İstanbul’dan gelmesi sağlanan ve olay yeri incelemeyi yapan yangın uzmanlarınca bir rapor tanzim edildi. Dosyaya sunulan bu rapor faciayı pek çok açıdan ortaya koyuyor. Yurt binasının girişinde bulunan elektrik panosundan çıkan bir kablonun sebep olduğu ve eş zamanlı 3. katta etüt odasının girişindeki kablolardan çıkan bir yangının başladığı belirtiliyor. Yani iki yangın aynı anda başlamış durumda. Binanın elektrik tesisatının güvenliği, kabloların bantla izole edilmesine bırakılmış. 3. katta etüt odasında eş zamanlı başlayan yangının çok kısa bir sürede zehirli gaz açığa çıkardığı ve yoğunluklu can kaybının bu nedenle etüt odasında yaşandığı da kaydediliyor. Bina içerisinde yer alan iç donanım ve döşemelerin hızlıca tutuşan malzemeden olması, yangın merdiveninin kapısının pvc olması, kapı kollarının olmaması, yangın tüpü ya da yangın alarmı benzeri hiçbir güvenlik önleminin olmaması gibi pek çok sorumsuzluğun yangında çok sayıda can kayıplarına sebep olduğunu böylelikle görüyoruz.

Sahi, yangın merdiveninin kapısı kilitli miydi?

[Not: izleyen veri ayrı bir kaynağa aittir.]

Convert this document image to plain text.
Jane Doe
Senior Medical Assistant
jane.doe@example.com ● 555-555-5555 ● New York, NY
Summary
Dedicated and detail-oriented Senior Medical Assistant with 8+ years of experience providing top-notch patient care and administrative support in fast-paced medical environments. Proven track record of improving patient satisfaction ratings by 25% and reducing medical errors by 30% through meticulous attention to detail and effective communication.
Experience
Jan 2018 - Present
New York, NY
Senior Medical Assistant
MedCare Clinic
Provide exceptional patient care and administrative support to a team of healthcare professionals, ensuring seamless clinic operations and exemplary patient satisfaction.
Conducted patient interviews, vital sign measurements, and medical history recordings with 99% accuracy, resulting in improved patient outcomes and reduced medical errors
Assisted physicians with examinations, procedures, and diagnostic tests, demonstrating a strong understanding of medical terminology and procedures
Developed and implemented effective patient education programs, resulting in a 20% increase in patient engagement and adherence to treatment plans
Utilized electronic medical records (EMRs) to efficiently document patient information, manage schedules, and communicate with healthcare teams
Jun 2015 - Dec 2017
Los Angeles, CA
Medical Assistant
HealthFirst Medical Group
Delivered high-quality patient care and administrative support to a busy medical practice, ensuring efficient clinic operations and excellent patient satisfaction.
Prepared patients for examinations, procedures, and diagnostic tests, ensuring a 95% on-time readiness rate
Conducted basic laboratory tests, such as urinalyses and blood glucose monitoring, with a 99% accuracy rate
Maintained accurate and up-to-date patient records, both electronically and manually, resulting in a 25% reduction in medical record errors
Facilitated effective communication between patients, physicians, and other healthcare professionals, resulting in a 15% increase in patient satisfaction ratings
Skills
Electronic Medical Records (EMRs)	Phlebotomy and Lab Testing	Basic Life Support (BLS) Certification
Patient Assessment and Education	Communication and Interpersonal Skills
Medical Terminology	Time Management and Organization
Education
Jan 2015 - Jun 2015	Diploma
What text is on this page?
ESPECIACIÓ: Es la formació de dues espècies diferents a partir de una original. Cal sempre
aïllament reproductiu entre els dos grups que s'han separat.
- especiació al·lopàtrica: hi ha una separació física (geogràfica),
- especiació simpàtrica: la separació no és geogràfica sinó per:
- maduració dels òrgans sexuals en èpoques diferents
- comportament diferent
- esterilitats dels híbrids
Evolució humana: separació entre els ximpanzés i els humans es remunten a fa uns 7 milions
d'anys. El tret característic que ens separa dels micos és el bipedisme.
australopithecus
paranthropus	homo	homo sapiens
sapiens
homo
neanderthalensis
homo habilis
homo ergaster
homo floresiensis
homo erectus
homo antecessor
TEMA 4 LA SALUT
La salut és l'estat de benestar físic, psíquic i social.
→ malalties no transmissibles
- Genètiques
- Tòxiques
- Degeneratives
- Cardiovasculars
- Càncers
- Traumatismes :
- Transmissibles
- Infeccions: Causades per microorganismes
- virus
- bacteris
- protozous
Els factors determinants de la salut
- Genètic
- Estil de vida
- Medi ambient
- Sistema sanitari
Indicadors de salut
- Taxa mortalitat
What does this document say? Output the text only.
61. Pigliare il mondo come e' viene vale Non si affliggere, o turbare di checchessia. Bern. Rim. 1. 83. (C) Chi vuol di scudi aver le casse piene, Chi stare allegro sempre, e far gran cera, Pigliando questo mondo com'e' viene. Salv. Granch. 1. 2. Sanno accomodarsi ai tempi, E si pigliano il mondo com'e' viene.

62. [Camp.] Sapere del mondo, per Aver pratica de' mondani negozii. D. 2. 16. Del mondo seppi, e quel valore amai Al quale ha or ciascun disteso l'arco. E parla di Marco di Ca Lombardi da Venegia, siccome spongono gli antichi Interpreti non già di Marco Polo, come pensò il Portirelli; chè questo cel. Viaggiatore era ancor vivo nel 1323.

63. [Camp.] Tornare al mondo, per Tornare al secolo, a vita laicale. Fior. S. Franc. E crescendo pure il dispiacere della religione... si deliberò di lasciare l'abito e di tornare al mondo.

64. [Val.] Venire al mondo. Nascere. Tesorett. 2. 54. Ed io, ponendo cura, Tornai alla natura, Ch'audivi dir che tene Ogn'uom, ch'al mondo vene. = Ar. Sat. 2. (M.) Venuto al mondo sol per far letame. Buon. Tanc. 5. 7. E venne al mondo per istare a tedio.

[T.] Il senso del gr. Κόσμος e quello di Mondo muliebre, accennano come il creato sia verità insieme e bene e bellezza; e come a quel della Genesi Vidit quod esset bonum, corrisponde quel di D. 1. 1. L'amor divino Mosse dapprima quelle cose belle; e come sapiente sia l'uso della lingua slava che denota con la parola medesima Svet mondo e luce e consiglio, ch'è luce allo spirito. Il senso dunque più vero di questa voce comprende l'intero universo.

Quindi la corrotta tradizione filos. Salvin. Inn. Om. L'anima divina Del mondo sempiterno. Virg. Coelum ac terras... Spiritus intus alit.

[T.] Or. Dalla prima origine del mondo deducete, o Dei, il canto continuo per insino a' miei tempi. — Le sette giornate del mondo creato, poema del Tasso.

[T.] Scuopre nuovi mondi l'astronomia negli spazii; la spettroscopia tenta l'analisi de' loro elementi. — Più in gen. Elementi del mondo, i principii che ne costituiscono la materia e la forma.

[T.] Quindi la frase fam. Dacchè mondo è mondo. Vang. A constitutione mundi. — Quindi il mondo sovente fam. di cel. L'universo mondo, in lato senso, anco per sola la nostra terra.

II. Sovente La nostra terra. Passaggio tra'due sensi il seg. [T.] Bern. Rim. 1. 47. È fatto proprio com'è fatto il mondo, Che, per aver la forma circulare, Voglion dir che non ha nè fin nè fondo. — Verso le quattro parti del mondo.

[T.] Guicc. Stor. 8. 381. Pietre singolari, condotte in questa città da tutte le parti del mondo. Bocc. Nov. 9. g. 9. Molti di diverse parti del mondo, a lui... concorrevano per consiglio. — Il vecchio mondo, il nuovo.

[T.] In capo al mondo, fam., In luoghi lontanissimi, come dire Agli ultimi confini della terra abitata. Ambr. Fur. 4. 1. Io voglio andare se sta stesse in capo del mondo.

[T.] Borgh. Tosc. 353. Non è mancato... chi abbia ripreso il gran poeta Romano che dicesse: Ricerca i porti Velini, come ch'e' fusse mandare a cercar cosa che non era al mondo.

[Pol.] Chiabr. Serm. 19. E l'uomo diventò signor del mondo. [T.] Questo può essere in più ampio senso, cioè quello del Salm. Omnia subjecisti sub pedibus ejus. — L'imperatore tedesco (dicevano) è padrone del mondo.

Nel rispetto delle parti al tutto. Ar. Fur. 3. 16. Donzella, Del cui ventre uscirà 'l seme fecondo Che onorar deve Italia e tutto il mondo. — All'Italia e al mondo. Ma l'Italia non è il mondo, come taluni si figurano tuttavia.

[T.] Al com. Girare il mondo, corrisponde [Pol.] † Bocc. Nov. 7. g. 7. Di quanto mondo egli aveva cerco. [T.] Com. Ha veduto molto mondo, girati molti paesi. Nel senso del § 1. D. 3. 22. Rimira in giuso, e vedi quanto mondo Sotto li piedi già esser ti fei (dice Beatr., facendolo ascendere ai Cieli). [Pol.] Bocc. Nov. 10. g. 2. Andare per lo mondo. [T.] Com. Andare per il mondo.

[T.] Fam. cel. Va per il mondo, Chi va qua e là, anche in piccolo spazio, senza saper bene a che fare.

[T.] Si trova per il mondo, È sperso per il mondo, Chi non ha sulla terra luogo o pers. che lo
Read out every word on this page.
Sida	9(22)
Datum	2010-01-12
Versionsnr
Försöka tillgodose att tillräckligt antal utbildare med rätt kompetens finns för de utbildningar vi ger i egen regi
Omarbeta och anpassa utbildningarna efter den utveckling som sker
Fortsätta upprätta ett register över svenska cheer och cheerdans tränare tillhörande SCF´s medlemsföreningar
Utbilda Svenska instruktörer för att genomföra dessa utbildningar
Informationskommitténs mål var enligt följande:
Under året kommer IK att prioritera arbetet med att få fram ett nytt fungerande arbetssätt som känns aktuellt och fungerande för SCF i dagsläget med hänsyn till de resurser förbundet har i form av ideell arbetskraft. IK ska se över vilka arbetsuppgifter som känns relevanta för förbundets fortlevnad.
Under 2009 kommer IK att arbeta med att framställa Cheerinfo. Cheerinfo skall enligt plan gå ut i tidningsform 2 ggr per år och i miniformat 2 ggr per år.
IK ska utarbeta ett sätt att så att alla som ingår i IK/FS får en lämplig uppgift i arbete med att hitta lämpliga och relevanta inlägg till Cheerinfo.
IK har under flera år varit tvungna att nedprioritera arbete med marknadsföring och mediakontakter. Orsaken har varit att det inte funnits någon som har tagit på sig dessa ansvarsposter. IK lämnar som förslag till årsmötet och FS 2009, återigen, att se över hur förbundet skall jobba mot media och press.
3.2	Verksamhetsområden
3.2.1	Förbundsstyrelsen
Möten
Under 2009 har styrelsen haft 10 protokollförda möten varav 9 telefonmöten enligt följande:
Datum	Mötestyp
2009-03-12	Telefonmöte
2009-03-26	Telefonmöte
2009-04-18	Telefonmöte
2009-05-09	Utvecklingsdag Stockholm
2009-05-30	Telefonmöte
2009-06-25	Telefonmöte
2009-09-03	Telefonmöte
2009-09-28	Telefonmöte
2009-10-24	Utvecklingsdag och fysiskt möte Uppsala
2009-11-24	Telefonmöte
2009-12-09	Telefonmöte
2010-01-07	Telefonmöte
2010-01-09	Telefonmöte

Savcılık, soruşturmayı daha çok yangının çıkması konusunda sorumluluğunun gereklerini yapmayanlara yönelik yürütüyor görünüyor. Bu açıdan soruşturmada titizlikle hareket edildiği de söylenebilir. Ancak yaşanan vahim olay nezdinde sorumlu çok daha fazla esasen. Olayın yaşandığı yurt, gerek özel yurtların açılışına ve istihdam edebileceği öğrenim durumuna ilişkin sorunlar, gerek binanın fiziki koşulları düşünüldüğünde mevcut yasalar ölçeğinde hiçbir şekilde açılmasına müsaade edilmemesi gereken bir yurt.

Tüzel kişilerin ilkokul ve ortaokul seviyesinde yurt açamayacaklarına ilişkin yasal düzenlemeye rağmen açılan yurdun binasının durumu ise bu facia yaşanmasaydı başka bir facia yaşanabileceğinin kanıtı gibi adeta. İlçe Belediyesinde binaya ait herhangi bir plan, proje, inşaat ruhsatı, yapı denetim ruhsatı bulunamadı mesela. Binanın depreme dayanıklılığını gösteren bir belge de yok haliyle. Yangına karşı yeterli güvenliğe sahip olduğuna dair bir rapor olmadığını ise çok acı bir biçimde öğrendik. MEB Özel Öğrenci Yurtları Yönetmeliği’ne göre yurt ruhsatları için şart olan bu belgeler olmaksızın 2010 yılında Adana Valiliğince izin verilmiş yurdun açılışına.

Sahi, yangın merdiveninin kapısı kilitli miydi? Basının en çok dikkatini çeken konulardan biriydi yangın merdiveni kapısının kilitli olup olmadığı. Bu sebeple ki mağdur çocukların ifadelerine müdahale edilmeye çalışıldı. Çocuklar bunu ifade etse ne değişecekse. Binada yangın merdiveni kapılarının kolları yoktu. Bilirkişi raporu kapı kolları olmayan kapının kilitli sayılması gerektiğinden bahsetti. Ayrıca kapıya gelmeden önce o kapıyı gösterecek levha ya da aydınlatma herhangi bir yönlendirme de yoktu. Bütün bunlar bir yana bir de perde çekilmişti kapının önüne. Yangın merdiveninin önünde kapkara bir perde. O kapıyı unutması istenmiş çocukların bir iyice. Öyle ya kız çocukları… Kadınların hayatını denetim altında tutmakla sistem bekası koruyan akıl, kız çocukların kaçmasındansa ölmesini yeğleyecek tıynettedir çünkü bu ülkede ve dünyanın başka pek çok yerinde.. Ve can kayıpları yangın merdiveni ile 3 metre mesafede.